In 2016, when voter registration was remarkably low, women were turned away from registration stations because their arms, shoulders, or cleavage were visible. This discriminatory practices was not consistent across locations, but was enough to frustrate people who had the right to (register to) vote. The #TooSexyToVote campaign challenged this and those working at registration stations were directed to allow women to register, whether or not their arms, shoulders, or cleavage could be seen.
Still, the discrimination continues at government offices. I remember someone being turned away from the Department of Immigration for wearing a sleeveless shirt, but was allowed to enter when she put a towel around her shoulders. What is the goal here? Is the government trying to force modesty on women? (Yes, the dress codes also impact men; women are disproportionately affected). Is this an ill-conceived form of occupancy control? Is this just another duty to give security guards? How are arms and toes so dangerous that they need to be covered in order for citizens and residents to access the services to which we are entitled and for which we pay?
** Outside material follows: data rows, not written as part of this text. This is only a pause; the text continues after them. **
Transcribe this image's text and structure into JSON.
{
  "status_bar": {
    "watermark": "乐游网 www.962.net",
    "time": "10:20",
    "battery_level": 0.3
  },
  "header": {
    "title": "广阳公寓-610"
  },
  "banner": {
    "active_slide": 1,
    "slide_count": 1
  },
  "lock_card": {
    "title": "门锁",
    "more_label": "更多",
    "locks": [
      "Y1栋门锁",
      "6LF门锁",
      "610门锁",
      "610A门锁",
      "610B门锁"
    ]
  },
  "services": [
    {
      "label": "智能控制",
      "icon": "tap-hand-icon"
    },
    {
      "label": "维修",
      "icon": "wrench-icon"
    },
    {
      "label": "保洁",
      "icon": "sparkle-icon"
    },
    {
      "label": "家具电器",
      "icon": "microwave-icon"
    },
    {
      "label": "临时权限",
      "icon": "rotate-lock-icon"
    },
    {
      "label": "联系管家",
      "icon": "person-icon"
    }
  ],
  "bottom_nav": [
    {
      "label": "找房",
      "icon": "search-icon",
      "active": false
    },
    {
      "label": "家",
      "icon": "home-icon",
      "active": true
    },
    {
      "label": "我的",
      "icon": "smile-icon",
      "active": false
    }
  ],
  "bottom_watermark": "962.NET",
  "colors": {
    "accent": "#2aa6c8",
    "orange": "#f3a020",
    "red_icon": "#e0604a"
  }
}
While the government, through some of its offices, insists arms and shoulders be covered, there is little consequence for people who violate the privacy of others. Last week, a man was given one-year probation for posting nude photos of his estranged wife. Compare and contrast the severity of the situations and the responses to them. People are not allowed to access government services because their arms and toes are visible, and a vindictive person gets probation for sharing explicit photos of another person without their permission.
We need to be able to respond to our reality. We celebrate independence every July, but continue the practices imposed upon us through colonization. From national examinations to modes of address, we continue to force the use of systems and practices that were not designed for us and do not respond to our realities. We have a different pan and the whole turkey will fit. Why are we still cutting off the legs?
In 2021, commit to moving beyond the checking of boxes and mindlessly following procedures. Let’s reconsider the rules and reassess what we have accepted as normal, right, and good. Let’s consider the current context, think about what we want, and let that guide our work to dismantle the archaic and build the future.